En realidad, tenía algo en común con Rhys en ese momento. Ambos se culpaban por haber puesto en peligro la seguridad de otra persona. La diferencia era que Itaria lo había perdonado al instante, mientras que ella no sabía si podría pedirle perdón a Mina o sería ya demasiado tarde. Sacudió la cabeza. No, encontraría a Mina. Tenía que hacerlo. No se detendría hasta que su hermana pequeña estuviera de nuevo con ella.

Regresó a la realidad con un chasquido de la madera que ardía en la hoguera. Rhys estaba al otro lado, con las largas piernas encogidas y los brazos rodeándolas. Tenía la mirada perdida en las llamas e Itaria no sabía cómo pedirle que se metiera bajo las mantas junto a ella, como siempre hacían. Echaba de menos su calor, la forma de su cuerpo contra el suyo, sus caricias y su olor. Dioses, echaba de menos su voz, sus sonrisas, pero las verdaderas. Rhys sonreía mucho, pero pocas veces eran reales; casi siempre fingía que estaba más contento de lo que estaba en realidad. Pero Itaria había visto alguna que otra de esas sonrisas y eran… hermosas. Se le iluminaban los ojos y torcía la comisura derecha. En los últimos días, Rhys fingía menos y sus sonrisas eran más reales que nunca, como si se estuviera relajando con ella. Itaria se enorgullecía de pensar que se sentía a gusto a su lado, pero ahora… Bueno, era incluso peor que cuando se conocieron.

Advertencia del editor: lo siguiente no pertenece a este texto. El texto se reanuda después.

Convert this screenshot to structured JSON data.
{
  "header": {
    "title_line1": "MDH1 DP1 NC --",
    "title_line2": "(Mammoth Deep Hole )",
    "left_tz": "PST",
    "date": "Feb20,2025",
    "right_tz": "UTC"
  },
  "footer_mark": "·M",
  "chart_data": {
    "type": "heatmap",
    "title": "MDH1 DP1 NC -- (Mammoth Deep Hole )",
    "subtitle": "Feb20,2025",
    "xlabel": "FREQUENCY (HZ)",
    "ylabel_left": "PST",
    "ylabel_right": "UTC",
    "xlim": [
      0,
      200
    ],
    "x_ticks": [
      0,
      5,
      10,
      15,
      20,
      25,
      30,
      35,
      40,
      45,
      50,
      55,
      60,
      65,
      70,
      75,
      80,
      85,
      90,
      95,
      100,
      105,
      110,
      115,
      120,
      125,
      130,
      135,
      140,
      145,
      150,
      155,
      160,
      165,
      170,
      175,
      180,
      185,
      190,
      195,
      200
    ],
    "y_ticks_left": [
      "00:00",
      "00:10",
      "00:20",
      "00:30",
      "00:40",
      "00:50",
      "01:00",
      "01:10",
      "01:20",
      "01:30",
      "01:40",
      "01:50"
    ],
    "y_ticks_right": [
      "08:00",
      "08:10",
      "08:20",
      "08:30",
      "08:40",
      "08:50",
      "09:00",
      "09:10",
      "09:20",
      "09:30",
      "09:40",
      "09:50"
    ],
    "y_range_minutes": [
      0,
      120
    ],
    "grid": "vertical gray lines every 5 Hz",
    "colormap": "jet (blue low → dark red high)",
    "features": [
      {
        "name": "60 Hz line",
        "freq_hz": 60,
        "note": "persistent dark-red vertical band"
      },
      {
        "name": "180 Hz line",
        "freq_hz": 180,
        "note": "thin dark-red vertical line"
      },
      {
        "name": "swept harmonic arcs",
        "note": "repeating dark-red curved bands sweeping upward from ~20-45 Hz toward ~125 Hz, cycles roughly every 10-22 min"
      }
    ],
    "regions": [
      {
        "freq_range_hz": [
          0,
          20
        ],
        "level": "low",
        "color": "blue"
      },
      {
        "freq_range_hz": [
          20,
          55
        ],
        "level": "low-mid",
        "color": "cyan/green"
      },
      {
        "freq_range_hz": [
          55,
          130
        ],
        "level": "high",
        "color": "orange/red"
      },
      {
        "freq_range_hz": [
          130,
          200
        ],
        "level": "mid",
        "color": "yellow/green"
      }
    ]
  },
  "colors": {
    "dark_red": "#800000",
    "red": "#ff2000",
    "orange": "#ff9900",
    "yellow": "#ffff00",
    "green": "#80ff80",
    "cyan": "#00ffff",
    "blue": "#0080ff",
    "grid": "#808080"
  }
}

Contempló unos minutos al chico, hasta que no pudo soportarlo más tiempo.

—Tienes que dejarlo yo —soltó. Su voz sonaba ronca y se dio cuenta que tenía la garganta seca.

—¿A qué te refieres?

—Lo sabes perfectamente, no finjas lo contrario. Deja de culparte por algo que desconocías.

—Casi te maté.

—¡Me salvaste la vida, Rhys! Si no nos hubieras sacado de allí, ahora ninguna de los dos estaría con vida.

Rhys negó con la cabeza, como si no quisiera seguir escuchando sus argumentos. Se levantó de un salto y empezó a pasearse por la amplia cueva. Abría y cerraba las manos, intentando relajarse, pero no parecía estar funcionando. Las sombras y luces de las llamas le daban un aspecto cadavérico e Itaria se preguntó cuántas horas de descanso y comida se habría perdido. Si lo que quería era desfallecer de puro agotamiento, estaba yendo por buen camino.

Entonces el chico se detuvo de golpe, de espaldas a ella y con las manos cerradas en puños con tanta fuerza que los nudillos se le tornaron blancos y parecía que el hueso le fuera a atravesar la piel.

—Tendría que haberlo sabido —susurró con la voz rota—. Si te hubiera pasado algo…

Ni siquiera fue capaz de terminar la frase. La voz se le rompió antes de terminar con un grito ahogado.